At high altitudes such as Laramie’s, there’s a lower concentration of oxygen in the air. The chambers have a higher concentration of pressure, which increases oxygen levels.

“Anytime you’re increasing oxygen in blood, you’re going to have healing,” Knerr says.

The vinyl walls allow the athletes to see out, while the pressure system provides soothing white noise.

“We have athletes who will sit in the lounge chairs there and study in between classes,” Knerr says. “We also have some pressurized boots in there that help with recovery for the legs. It’s been a great tool for us. The athletes really see a benefit from it.”

For maximum benefits, athletes spend at least 20-30 minutes in the chamber, and the room can accommodate approximately five athletes at a time. Athletes from 17 different sports use the room.

A second room is located in the strength and conditioning center to allow student-athletes to simulate training at different altitudes.

“The nice thing about these rooms is that we’re not pumping in oxygen, we’re just increasing the pressure,” Knerr says. “We leave them set at the equivalent of 1,500 feet above sea level. If you have higher pressure in the room, you’re going to increase the transmission of oxygen from the air into the lungs and bloodstream.”

 

GPS Maximizes Potential

Cowboy football uses Polar Team Pro GPS systems to prepare athletes prior to the season and to ensure their training is on target during the season. The 45 units provide internal and external data—from movement like the GPS mapping on your phone to acceleration and heart rate.

“The main variable that the GPS measures is the yardage—how far these guys run and how fast they run,” says football’s Director of Sports Performance Eric Donoval. “It measures high-intensity accelerations and decelerations. That’s essentially how explosive the athlete is. It gives us the internal load that the heart works. So it gives us a lot of different variables through our system.”

The small unit is worn around the athlete’s torso during practice, workouts and games.

“By accumulating that data, it allows us to really hone our training to make sure that we expose these guys, from a position standpoint, to the demands they’re going to face in camp and in practice,” Donoval says.

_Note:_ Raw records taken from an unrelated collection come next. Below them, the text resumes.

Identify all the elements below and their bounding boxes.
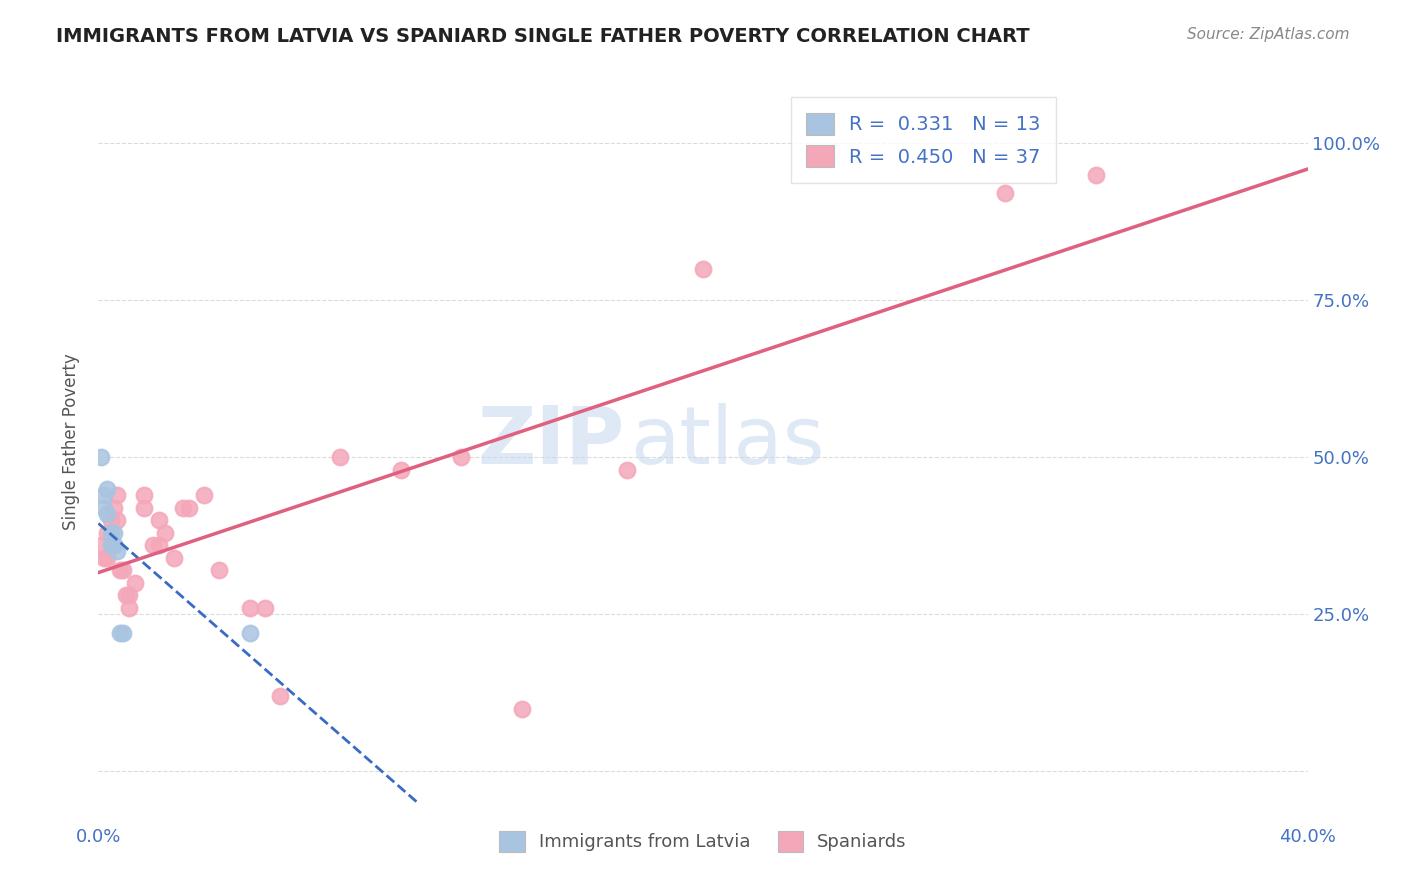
Point [148, 538, 170, 552]
Point [616, 463, 638, 477]
Point [389, 463, 412, 477]
Point [103, 538, 125, 552]
Point [96, 525, 118, 540]
Point [253, 601, 276, 615]
Point [510, 701, 533, 715]
Point [111, 626, 134, 640]
Point [90, 450, 112, 465]
Point [111, 563, 134, 577]
Point [1085, 168, 1108, 182]
Point [329, 450, 352, 465]
Point [105, 544, 128, 558]
Point [132, 500, 155, 515]
Point [93, 550, 115, 565]
Text: IMMIGRANTS FROM LATVIA VS SPANIARD SINGLE FATHER POVERTY CORRELATION CHART: IMMIGRANTS FROM LATVIA VS SPANIARD SINGL… [56, 27, 1029, 45]
Point [103, 525, 125, 540]
Point [105, 488, 128, 502]
Point [108, 563, 131, 577]
Point [100, 525, 122, 540]
Point [269, 689, 291, 703]
Point [103, 538, 125, 552]
Point [93, 500, 115, 515]
Point [193, 488, 215, 502]
Point [142, 538, 165, 552]
Point [100, 513, 122, 527]
Point [239, 626, 262, 640]
Point [163, 550, 186, 565]
Text: 0.0%: 0.0% [76, 828, 121, 846]
Point [172, 500, 194, 515]
Point [450, 450, 472, 465]
Point [96, 550, 118, 565]
Text: 40.0%: 40.0% [1279, 828, 1336, 846]
Point [179, 500, 201, 515]
Point [124, 575, 146, 590]
Point [148, 513, 170, 527]
Y-axis label: Single Father Poverty: Single Father Poverty [62, 353, 80, 530]
Point [994, 186, 1017, 201]
Point [103, 500, 125, 515]
Point [96, 507, 118, 521]
Legend: Immigrants from Latvia, Spaniards: Immigrants from Latvia, Spaniards [492, 823, 914, 859]
Point [208, 563, 231, 577]
Point [692, 261, 714, 276]
Point [96, 482, 118, 496]
Point [239, 601, 262, 615]
Point [114, 589, 136, 603]
Point [132, 488, 155, 502]
Point [108, 626, 131, 640]
Text: Source: ZipAtlas.com: Source: ZipAtlas.com [1187, 27, 1350, 42]
Point [153, 525, 176, 540]
Point [90, 538, 112, 552]
Point [93, 488, 115, 502]
Text: atlas: atlas [630, 402, 825, 481]
Text: ZIP: ZIP [477, 402, 624, 481]
Point [118, 589, 141, 603]
Point [100, 538, 122, 552]
Point [118, 601, 141, 615]
Point [105, 513, 128, 527]
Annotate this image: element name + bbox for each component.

Data is also used to make sure players aren’t over or under training for game day. Donoval began using the tech at Louisiana State University and made the investment when he joined the team at UW in 2018.

“Injury happens when there’s a high spike in intensity or volume,” he says. “If we can prepare these guys through the off season for the rigors of practice and games, they have a much higher likelihood of not getting injured.”